El Foro judicial Independiente se ha opuesto sistemáticamente a esta irresponsable política que no podía acarrear nada bueno al equiparar nuestra actividad a una cadena de montaje, olvidando que nuestra labor debe estar presidida por el rigor, la serenidad y la reflexión porque son muy importantes los derechos en juego. En febrero de este año las 4 asociaciones judiciales, ante la pasividad de los responsables políticos para acometer reformas estructurales en la Justicia que mejoren su funcionamiento, recomendamos a la Carrera Judicial que no superase el 100% de actividad como único medio para racionalizar el trabajo. ¡Qué modo más triste de darnos la razón nos ha deparado el destino¡

4.- Por último, la Fiscalía, “Bruto, tu también”, no puede olvidar que tiene la obligación de controlar la ejecución de una condena, máxime si, como es el caso, hay víctimas menores, e instar la adopción de medidas que impidan la subsistencia de irregularidades; para algo es parte necesaria en el proceso y tiene encomendada específicamente la vigilancia del procedimiento.
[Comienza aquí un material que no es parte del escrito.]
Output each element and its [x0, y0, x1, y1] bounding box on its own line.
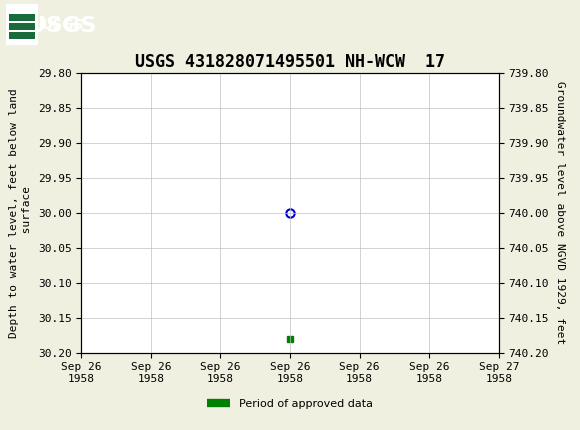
Text: USGS: USGS: [42, 18, 84, 32]
Legend: Period of approved data: Period of approved data: [203, 395, 377, 414]
Bar: [9, 32, 35, 39]
Text: USGS 431828071495501 NH-WCW  17: USGS 431828071495501 NH-WCW 17: [135, 53, 445, 71]
Bar: [9, 23, 35, 30]
Y-axis label: Depth to water level, feet below land
 surface: Depth to water level, feet below land su…: [9, 88, 32, 338]
Bar: [9, 14, 35, 21]
Y-axis label: Groundwater level above NGVD 1929, feet: Groundwater level above NGVD 1929, feet: [554, 81, 564, 344]
Bar: [6, 4, 38, 45]
Text: ▃USGS: ▃USGS: [12, 15, 97, 37]
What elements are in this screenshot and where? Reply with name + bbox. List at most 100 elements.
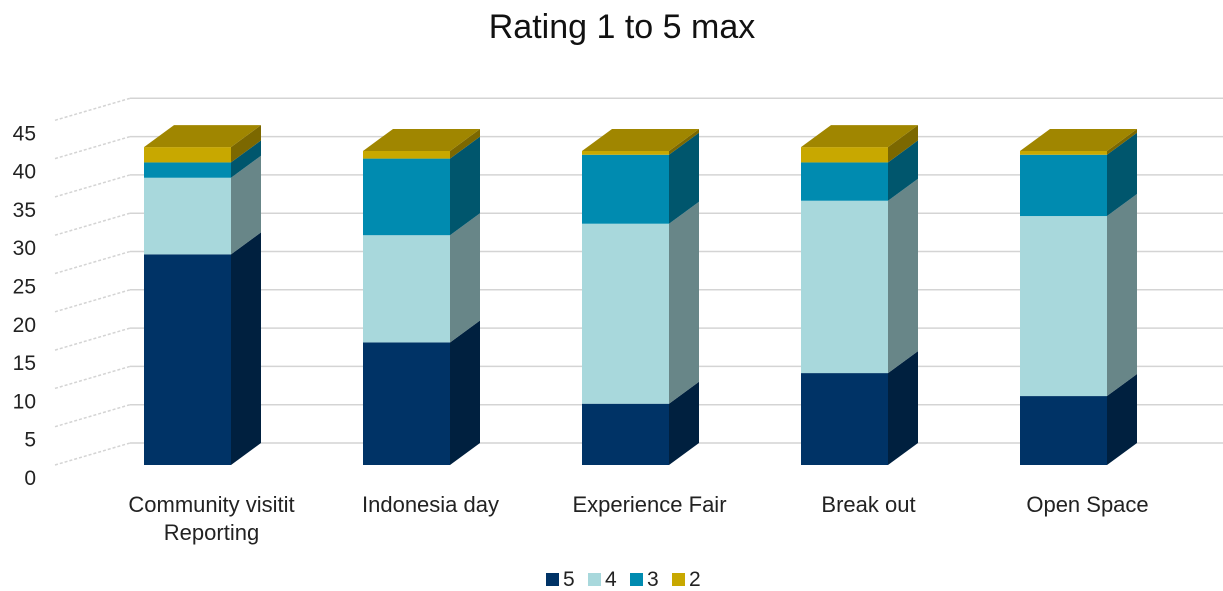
legend-item: 3 (630, 568, 659, 591)
x-category-label-line: Experience Fair (572, 492, 726, 517)
bar-segment (582, 381, 699, 465)
bar-side (888, 140, 918, 201)
gridline-depth (54, 174, 131, 198)
bar-side (231, 232, 261, 465)
bar-front (582, 403, 669, 465)
bar-top (1020, 128, 1137, 151)
gridline-depth (54, 403, 131, 428)
bar-side (888, 351, 918, 465)
bar-front (144, 162, 231, 178)
bar-side (669, 128, 699, 155)
bar-segment (582, 132, 699, 224)
y-tick-label: 10 (13, 390, 36, 413)
legend-label: 2 (689, 568, 701, 591)
bar-side (1107, 128, 1137, 155)
x-category-label-line: Indonesia day (362, 492, 499, 517)
bar-front (363, 150, 450, 159)
bar-front (1020, 150, 1107, 155)
x-category-label: Break out (821, 492, 915, 517)
legend-label: 5 (563, 568, 575, 591)
gridline-depth (54, 250, 131, 275)
x-category-label: Indonesia day (362, 492, 499, 517)
bar-segment (363, 320, 480, 465)
bar-front (582, 150, 669, 155)
bar-side (231, 125, 261, 163)
legend-label: 4 (605, 568, 617, 591)
bar-front (801, 162, 888, 201)
x-category-label: Experience Fair (572, 492, 726, 517)
gridline-depth (54, 135, 131, 160)
bar-side (450, 320, 480, 465)
bar-side (1107, 132, 1137, 217)
bar-front (363, 342, 450, 465)
legend-item: 2 (672, 568, 701, 591)
bar-segment (1020, 128, 1137, 155)
gridline-depth (54, 327, 131, 351)
bar-side (888, 178, 918, 374)
bar-segment (1020, 374, 1137, 465)
bar-side (450, 213, 480, 343)
legend: 5 4 3 2 (546, 568, 701, 591)
bar-front (363, 158, 450, 236)
x-category-label: Open Space (1026, 492, 1148, 517)
legend-swatch (546, 573, 559, 586)
y-tick-label: 45 (13, 122, 36, 145)
bar-top (363, 128, 480, 151)
bar-front (144, 177, 231, 255)
bar-segment (144, 125, 261, 163)
bar-side (231, 140, 261, 178)
gridline-depth (54, 365, 131, 390)
bar-top (801, 125, 918, 148)
bar-side (450, 128, 480, 159)
bar-segment (801, 125, 918, 163)
bar-segment (801, 178, 918, 374)
bar-front (582, 223, 669, 404)
bar-segment (363, 213, 480, 343)
bar-segment (1020, 194, 1137, 397)
bar-segment (801, 140, 918, 201)
y-tick-label: 25 (13, 276, 36, 299)
legend-item: 5 (546, 568, 575, 591)
x-category-label: Community visitit Reporting (128, 492, 294, 545)
bar-side (669, 201, 699, 404)
y-tick-label: 0 (24, 467, 36, 490)
legend-swatch (588, 573, 601, 586)
bar-side (231, 155, 261, 255)
y-tick-label: 30 (13, 237, 36, 260)
bar-side (450, 136, 480, 236)
legend-item: 4 (588, 568, 617, 591)
x-category-label-line: Break out (821, 492, 915, 517)
y-tick-label: 40 (13, 161, 36, 184)
legend-swatch (630, 573, 643, 586)
y-tick-label: 20 (13, 314, 36, 337)
chart-title: Rating 1 to 5 max (489, 8, 755, 46)
bar-side (669, 132, 699, 224)
bar-front (1020, 396, 1107, 465)
bar-front (801, 147, 888, 163)
bar-front (1020, 154, 1107, 217)
gridline-depth (54, 212, 131, 236)
x-category-label-line: Reporting (164, 520, 259, 545)
gridline-depth (54, 97, 131, 122)
bar-segment (144, 155, 261, 255)
bars (144, 125, 1137, 465)
x-axis-categories: Community visitit Reporting Indonesia day E… (128, 492, 1148, 545)
legend-label: 3 (647, 568, 659, 591)
bar-front (144, 147, 231, 163)
gridline-depth (54, 442, 131, 466)
x-category-label-line: Community visitit (128, 492, 294, 517)
bar-side (1107, 374, 1137, 465)
y-tick-label: 15 (13, 352, 36, 375)
bar-segment (144, 232, 261, 465)
y-tick-label: 35 (13, 199, 36, 222)
bar-side (669, 381, 699, 465)
bar-top (144, 125, 261, 148)
bar-side (1107, 194, 1137, 397)
bar-front (144, 254, 231, 465)
bar-front (363, 235, 450, 343)
bar-segment (363, 136, 480, 236)
bar-segment (1020, 132, 1137, 217)
bar-segment (582, 128, 699, 155)
x-category-label-line: Open Space (1026, 492, 1148, 517)
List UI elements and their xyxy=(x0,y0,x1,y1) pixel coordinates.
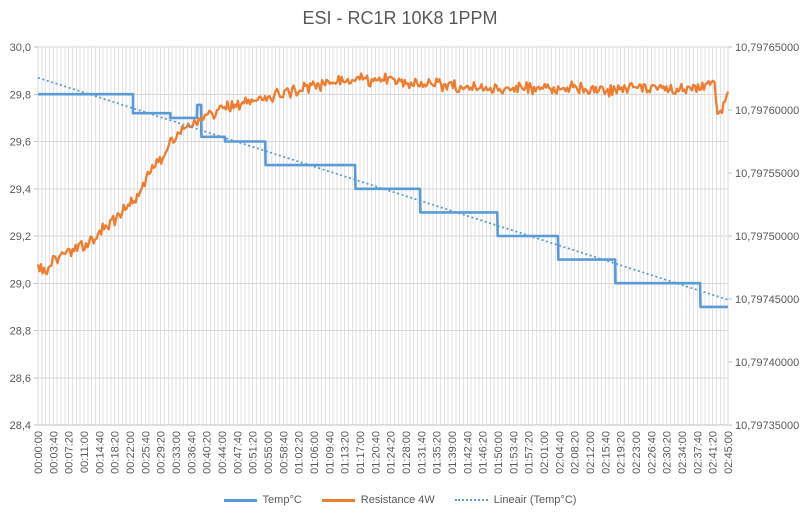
x-tick-label: 00:14:40 xyxy=(94,431,106,474)
x-tick-label: 00:36:40 xyxy=(186,431,198,474)
x-tick-label: 01:24:20 xyxy=(386,431,398,474)
legend-solid-line-sample xyxy=(223,498,257,502)
x-tick-label: 02:19:20 xyxy=(616,431,628,474)
legend-item-temp: Temp°C xyxy=(223,494,302,506)
y-left-tick-label: 28,6 xyxy=(10,373,31,385)
y-right-tick-label: 10,79740000 xyxy=(735,357,799,369)
x-tick-label: 02:01:00 xyxy=(539,431,551,474)
x-tick-label: 00:58:40 xyxy=(278,431,290,474)
x-tick-label: 01:42:40 xyxy=(462,431,474,474)
y-right-tick-label: 10,79760000 xyxy=(735,105,799,117)
x-tick-label: 00:33:00 xyxy=(171,431,183,474)
x-tick-label: 02:04:40 xyxy=(554,431,566,474)
x-tick-label: 00:44:00 xyxy=(217,431,229,474)
x-tick-label: 01:13:20 xyxy=(340,431,352,474)
x-tick-label: 00:00:00 xyxy=(33,431,45,474)
legend-item-label: Resistance 4W xyxy=(360,494,435,506)
x-tick-label: 00:55:00 xyxy=(263,431,275,474)
y-right-tick-label: 10,79750000 xyxy=(735,231,799,243)
y-left-tick-label: 28,8 xyxy=(10,326,31,338)
resistance-series-line xyxy=(36,72,730,276)
x-tick-label: 02:30:20 xyxy=(662,431,674,474)
x-tick-label: 02:26:40 xyxy=(646,431,658,474)
x-tick-label: 01:20:40 xyxy=(370,431,382,474)
x-tick-label: 00:22:00 xyxy=(125,431,137,474)
x-tick-label: 00:40:20 xyxy=(202,431,214,474)
legend-dotted-line-sample xyxy=(454,499,488,501)
y-left-tick-label: 29,8 xyxy=(10,89,31,101)
legend-item-label: Temp°C xyxy=(262,494,302,506)
y-left-tick-label: 28,4 xyxy=(10,420,31,432)
x-tick-label: 02:15:40 xyxy=(600,431,612,474)
x-tick-label: 02:08:20 xyxy=(570,431,582,474)
y-left-tick-label: 29,0 xyxy=(10,278,31,290)
y-left-tick-label: 30,0 xyxy=(10,42,31,54)
y-left-tick-label: 29,6 xyxy=(10,137,31,149)
x-tick-label: 02:45:00 xyxy=(723,431,735,474)
y-left-tick-label: 29,4 xyxy=(10,184,31,196)
x-tick-label: 01:02:20 xyxy=(294,431,306,474)
x-tick-label: 01:53:40 xyxy=(508,431,520,474)
x-tick-label: 01:46:20 xyxy=(478,431,490,474)
x-tick-label: 00:11:00 xyxy=(79,431,91,473)
x-tick-label: 01:17:00 xyxy=(355,431,367,474)
x-tick-label: 02:23:00 xyxy=(631,431,643,474)
legend-item-trendline: Lineair (Temp°C) xyxy=(454,494,577,506)
x-tick-label: 00:47:40 xyxy=(232,431,244,474)
y-right-tick-label: 10,79735000 xyxy=(735,420,799,432)
x-tick-label: 00:07:20 xyxy=(64,431,76,474)
x-tick-label: 02:34:00 xyxy=(677,431,689,474)
x-tick-label: 02:12:00 xyxy=(585,431,597,474)
legend-item-resistance: Resistance 4W xyxy=(321,494,435,506)
y-right-tick-label: 10,79755000 xyxy=(735,168,799,180)
x-tick-label: 01:39:00 xyxy=(447,431,459,474)
x-tick-label: 00:03:40 xyxy=(48,431,60,474)
x-tick-label: 01:31:40 xyxy=(416,431,428,474)
legend: Temp°C Resistance 4W Lineair (Temp°C) xyxy=(0,494,800,506)
x-tick-label: 00:25:40 xyxy=(140,431,152,474)
x-tick-label: 01:57:20 xyxy=(524,431,536,474)
y-right-tick-label: 10,79745000 xyxy=(735,294,799,306)
x-tick-label: 01:50:00 xyxy=(493,431,505,474)
x-tick-label: 00:51:20 xyxy=(248,431,260,474)
trendline xyxy=(37,76,729,301)
y-left-tick-label: 29,2 xyxy=(10,231,31,243)
x-tick-label: 00:18:20 xyxy=(110,431,122,474)
x-tick-label: 02:37:40 xyxy=(692,431,704,474)
x-tick-label: 01:09:40 xyxy=(324,431,336,474)
y-right-tick-label: 10,79765000 xyxy=(735,42,799,54)
x-tick-label: 00:29:20 xyxy=(156,431,168,474)
chart-title: ESI - RC1R 10K8 1PPM xyxy=(302,8,498,28)
x-tick-label: 01:06:00 xyxy=(309,431,321,474)
legend-solid-line-sample xyxy=(321,498,355,502)
x-tick-label: 01:28:00 xyxy=(401,431,413,474)
legend-item-label: Lineair (Temp°C) xyxy=(493,494,577,506)
x-tick-label: 02:41:20 xyxy=(708,431,720,474)
x-tick-label: 01:35:20 xyxy=(432,431,444,474)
Los jueces somos conscientes de la enorme responsabilidad que asumimos cuando tomamos posesión de nuestro cargo, pero esperamos que el Estado corresponda facilitándonos los medios técnicos y humanos necesarios para ejercer con eficacia la función; pero los responsables políticos se desentienden, cuando no nos insultan tachándonos de corporativistas e ineficaces, y cuando dicen que están decididos a afrontar soluciones, ¿recuerdan el llamado Pacto para la Justicia?, todo se reduce a un indecente reparto de cargos judiciales. ¡Qué hipocresía!; sólo cuando ocurre un hecho lamentable se escandalizan, ignorando que así funciona la justicia a diario, sólo que, por suerte, no acaecen consecuencias tan negativas.

Por eso, en vez de mantener un respetuoso silencioso a la espera de conocer los resultados de la inspección y examinar con rigor los errores que cada uno ha podido cometer para intentar mejorar el sistema y evitar que se cometan de nuevo, huyen despavoridos, negando cuantas veces sea necesario.

Será porque el milagro de las urnas santifica su irresponsabilidad. Por contra, los jueces nos sometemos al Código Penal y a la inspección, como debe ser, aunque el cadalso, como se ve, lo fabrican aquellos que nos niegan los medios necesarios para que la justicia funcione con eficiencia. Triste destino el de una noble profesión abandonada interesadamente por todos.

¡Pobre Mari Luz!; ¡pobre familia!. Les hemos fallado y encima huimos. Pobres de los siguientes padres, porque mucho me temo que entre Olga y Mari Luz poco hemos aprendido, salvo negar con impunidad y poner a las urnas por testigo.